Scontrino elettronico : cos’è, come funziona e normativa 2020



Dal primo gennaio 2020 oltre 2 milioni di esercizi commerciali dovranno adeguarsi all’obbligo di scontrino elettronico. Come fare? Ecco i principali temi sul tappeto e i vantaggi per il cliente finale. Come la lotteria degli scontrini, che prevede premi mensili per chi paga con POS o carta

di Cristina Mazzani

10 Mar 2020


L’obbligo dello scontrino elettronico sta arrivando per tutti gli esercizi commerciali. Dal primo luglio 2019 la legge ha imposto agli esercenti dei punti vendita che hanno un volume d’affari superiore ai 400mila euro di rendere digitale lo scontrino e di inviare i dati della transazione all’Agenzia delle Entrate direttamente via web. Dal primo luglio 2020 tale obbligo riguarderà tutti negozianti, qualsiasi sia il loro giro d’affari (ad esclusione di alcune attività di cui diremo sotto). Contestualmente scatterà la lotteria degli scontrini, che prevede premi per i clienti ma anche per i commercianti.

Ma che cos’è lo scontrino elettronico? Come funziona nel dettaglio? Ecco cosa dovranno fare i negozianti e cosa cambia per i consumatori. 

Che cos’è lo scontrino elettronico e come funziona dal 2020 per tutti, negozianti e clienti 

Con scontrino elettronico si intende la memorizzazione e trasmissione dei corrispettivi giornalieri per coloro che hanno un’attività di commercio. Il fine con cui il legislatore ha stabilito questa necessità, che va ad affiancarsi all’obbligo di fatturazione elettronicaè contrastare l’evasione fiscale. Immediatamente infatti sarà possibile constatare le vendite, l’IVA incassata eccetera. Si tratta di una misura che ha coinvolto nel 2019 oltre 260mila attività di commercio (caratterizzate come detto da un alto volume di affari) e riguarderà nel 2020 2 milioni circa di negozi. Tra questi vi sono anche i soggetti che optano per i regimi minimi e forfettari, che non sono esclusi dall’obbligo. 

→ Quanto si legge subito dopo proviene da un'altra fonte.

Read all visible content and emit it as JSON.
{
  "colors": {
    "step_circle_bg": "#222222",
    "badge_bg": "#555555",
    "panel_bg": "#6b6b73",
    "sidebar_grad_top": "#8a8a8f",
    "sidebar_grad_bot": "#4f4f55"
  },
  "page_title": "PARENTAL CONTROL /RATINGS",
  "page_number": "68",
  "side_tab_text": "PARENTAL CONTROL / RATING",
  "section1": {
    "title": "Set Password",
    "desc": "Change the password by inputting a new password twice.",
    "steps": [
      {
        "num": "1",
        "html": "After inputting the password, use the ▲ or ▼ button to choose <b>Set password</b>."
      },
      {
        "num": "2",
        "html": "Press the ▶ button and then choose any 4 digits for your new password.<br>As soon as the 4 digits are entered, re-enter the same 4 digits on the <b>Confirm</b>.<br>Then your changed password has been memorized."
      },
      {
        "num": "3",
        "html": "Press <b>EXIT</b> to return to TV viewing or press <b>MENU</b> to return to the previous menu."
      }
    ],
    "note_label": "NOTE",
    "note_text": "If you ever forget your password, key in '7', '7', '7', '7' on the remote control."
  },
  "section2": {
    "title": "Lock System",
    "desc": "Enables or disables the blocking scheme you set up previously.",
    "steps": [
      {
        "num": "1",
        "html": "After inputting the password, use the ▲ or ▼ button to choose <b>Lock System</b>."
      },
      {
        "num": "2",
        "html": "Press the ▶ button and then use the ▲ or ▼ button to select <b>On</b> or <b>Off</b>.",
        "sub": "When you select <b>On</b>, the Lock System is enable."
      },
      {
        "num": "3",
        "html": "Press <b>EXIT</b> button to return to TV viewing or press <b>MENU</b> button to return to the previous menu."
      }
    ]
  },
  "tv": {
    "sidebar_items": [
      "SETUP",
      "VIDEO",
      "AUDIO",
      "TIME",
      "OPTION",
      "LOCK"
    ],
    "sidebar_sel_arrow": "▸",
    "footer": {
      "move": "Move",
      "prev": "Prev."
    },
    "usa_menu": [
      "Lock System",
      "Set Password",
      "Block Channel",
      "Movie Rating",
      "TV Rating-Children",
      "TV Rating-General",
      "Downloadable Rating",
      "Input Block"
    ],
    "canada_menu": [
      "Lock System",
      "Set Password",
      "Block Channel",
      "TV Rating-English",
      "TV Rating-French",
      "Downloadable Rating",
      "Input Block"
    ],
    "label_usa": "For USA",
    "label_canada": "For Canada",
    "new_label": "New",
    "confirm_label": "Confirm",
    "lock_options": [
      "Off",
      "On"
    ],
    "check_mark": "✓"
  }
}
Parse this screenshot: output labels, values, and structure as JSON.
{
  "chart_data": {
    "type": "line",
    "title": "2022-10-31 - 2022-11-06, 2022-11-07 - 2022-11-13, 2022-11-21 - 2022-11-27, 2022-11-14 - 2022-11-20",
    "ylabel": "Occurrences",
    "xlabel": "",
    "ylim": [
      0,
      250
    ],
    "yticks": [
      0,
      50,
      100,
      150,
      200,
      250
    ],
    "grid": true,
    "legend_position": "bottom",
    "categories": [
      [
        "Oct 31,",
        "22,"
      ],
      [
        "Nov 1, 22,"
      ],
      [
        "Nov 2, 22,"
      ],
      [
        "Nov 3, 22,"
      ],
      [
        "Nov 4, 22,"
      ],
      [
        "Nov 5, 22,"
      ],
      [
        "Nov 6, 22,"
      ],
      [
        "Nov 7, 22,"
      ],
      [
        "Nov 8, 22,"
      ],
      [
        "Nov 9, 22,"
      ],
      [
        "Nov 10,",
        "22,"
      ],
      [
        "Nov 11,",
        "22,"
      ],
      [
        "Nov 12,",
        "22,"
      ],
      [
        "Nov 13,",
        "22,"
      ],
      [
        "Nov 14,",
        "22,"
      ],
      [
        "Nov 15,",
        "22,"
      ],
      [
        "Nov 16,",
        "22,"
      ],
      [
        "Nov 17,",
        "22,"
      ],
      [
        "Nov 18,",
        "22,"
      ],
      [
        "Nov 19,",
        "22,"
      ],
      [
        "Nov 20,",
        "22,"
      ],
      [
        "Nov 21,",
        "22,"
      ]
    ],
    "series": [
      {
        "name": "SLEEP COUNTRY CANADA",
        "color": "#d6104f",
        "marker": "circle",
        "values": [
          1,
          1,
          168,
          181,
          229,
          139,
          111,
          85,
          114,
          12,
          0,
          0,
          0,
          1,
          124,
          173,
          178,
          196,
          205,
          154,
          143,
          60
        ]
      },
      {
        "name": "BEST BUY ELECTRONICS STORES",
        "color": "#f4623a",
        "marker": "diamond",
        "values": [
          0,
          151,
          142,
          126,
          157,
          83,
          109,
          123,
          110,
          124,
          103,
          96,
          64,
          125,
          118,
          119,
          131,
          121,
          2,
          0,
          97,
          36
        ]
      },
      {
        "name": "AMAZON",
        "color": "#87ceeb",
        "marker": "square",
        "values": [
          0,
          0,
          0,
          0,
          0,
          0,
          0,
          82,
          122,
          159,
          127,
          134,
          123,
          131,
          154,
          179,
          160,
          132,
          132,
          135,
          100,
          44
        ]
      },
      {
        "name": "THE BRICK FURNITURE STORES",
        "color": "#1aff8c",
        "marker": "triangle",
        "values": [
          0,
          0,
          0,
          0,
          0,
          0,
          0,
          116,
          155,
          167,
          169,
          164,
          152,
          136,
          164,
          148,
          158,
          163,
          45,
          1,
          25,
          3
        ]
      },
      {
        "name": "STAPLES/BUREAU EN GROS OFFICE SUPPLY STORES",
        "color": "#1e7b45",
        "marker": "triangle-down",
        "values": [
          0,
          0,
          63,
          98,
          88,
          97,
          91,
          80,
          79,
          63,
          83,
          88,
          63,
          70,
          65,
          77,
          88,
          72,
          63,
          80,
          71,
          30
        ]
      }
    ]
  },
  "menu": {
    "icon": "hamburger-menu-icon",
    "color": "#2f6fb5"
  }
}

Per mettersi in regola gli esercenti devono dotarsi di registratori di cassa telematici (che rispettino regole e specifiche stabilite dall’Agenzia delle Entrate). Tali strumenti tecnologici devono garantire l’inalterabilità e la sicurezza dei dati relativi ai pagamenti, avvengano essi in contanti, con carta di debito o di credito, e devono poi trasmettere i dati fiscali raccolti. Dal punto di vista tecnico sono caratterizzati da una memoria provvisoria e da una permanente per salvaguardare i dati da trasmettere e custodire quelli già trasmessi. Vi sono società accreditate all’Agenzia delle Entrate che forniscono tale tipologia di prodotti che risultano a norma con le suddette specifiche. 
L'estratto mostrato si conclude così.